I won’t give you a more ‘official’ response as one of the complications of RSA keys is that they make the encrypted payloads larger than than using ECC and that has potential challenges around performance with passbolt instances that have a lot of users/sharing/resources.

https://www.passbolt.com/docs/hosting/configure/environment-reference/#user-key-policies-configuration

    'passbolt' => [
        'gpg' => [
            // Main server key.
            'serverKey' => [
                // Server private key fingerprint.
                'fingerprint' => '<your_server_key_fingerprint>',
                'public' => CONFIG . DS . 'gpg' . DS . 'serverkey.asc',
                'private' => CONFIG . DS . 'gpg' . DS . 'serverkey_private.asc',
            ],
        ],
        'plugins' => [
            'userKeyPolicies' => [
                'enabled' => true,
                'preferred_key_type' => 'rsa',  // Set the key type and size
                'preferred_key_size' => '3072', // Don't leave this out or you get ECC
            ],
        ],
        'ssl' => [
            'force' => false,
        ]
    ],
];

Cheers
Gareth

To add to what @gyaresu said, existing users will work fine only if the non FIPS compliant keys were already added in the gnupg keyring. The key import is the step that breaks when enabling FIPS mode when using ECC keys (due to key signature algorithm). So the best course of action for long term stability is to migrate the users that do not have RSA keys to that instead of ECC keys. Otherwise you may run into issues if the gnupg keyring is flushed (for example when deploying passbolt on a new server).

1 Like

Thank you for the explanation. I added this to the configuration and can confirm it is now generating RSA 3072 keys when new users are created.

What initially threw me off is that the issue first appeared with a single user who suddenly could no longer log in. At this point, my assumption is that this user had not logged in during the window between when the Passbolt instance was migrated to the new server and when FIPS mode was later enabled.

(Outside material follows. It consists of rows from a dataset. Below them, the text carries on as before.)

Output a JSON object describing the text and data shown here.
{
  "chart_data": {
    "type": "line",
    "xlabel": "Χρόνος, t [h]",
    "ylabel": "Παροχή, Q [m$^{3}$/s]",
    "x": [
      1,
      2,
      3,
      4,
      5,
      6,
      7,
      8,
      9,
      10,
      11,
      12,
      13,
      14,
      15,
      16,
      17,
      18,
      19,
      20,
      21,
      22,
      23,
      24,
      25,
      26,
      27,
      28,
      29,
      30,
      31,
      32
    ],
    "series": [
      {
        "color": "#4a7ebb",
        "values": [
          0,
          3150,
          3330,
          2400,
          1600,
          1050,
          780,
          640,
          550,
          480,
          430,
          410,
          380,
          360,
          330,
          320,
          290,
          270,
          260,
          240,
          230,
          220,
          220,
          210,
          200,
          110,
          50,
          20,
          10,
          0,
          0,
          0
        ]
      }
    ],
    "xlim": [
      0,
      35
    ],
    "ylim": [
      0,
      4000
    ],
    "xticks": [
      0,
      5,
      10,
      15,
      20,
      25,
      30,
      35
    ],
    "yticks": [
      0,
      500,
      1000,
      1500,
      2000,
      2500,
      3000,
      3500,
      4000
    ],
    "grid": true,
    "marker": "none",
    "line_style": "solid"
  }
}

Other users who still had existing ECC keys and had already logged in during that time appear to have remained unaffected and are still able to authenticate successfully.

One follow-up question: for an existing user who currently has an ECC key and is still able to log in successfully, is there a supported way for them to rotate their key to a newly generated RSA key now that the passbolt.php configuration has been updated? Specifically, would changing the passphrase under Manage Account > Passphrase trigger generation of a new RSA key, or is key regeneration handled separately?

Thanks again for the help.

Thank you for the follow up explanation @remy. Is there a way to migrate users from using a ECC to a RSA key other than to delete the account and re-add it?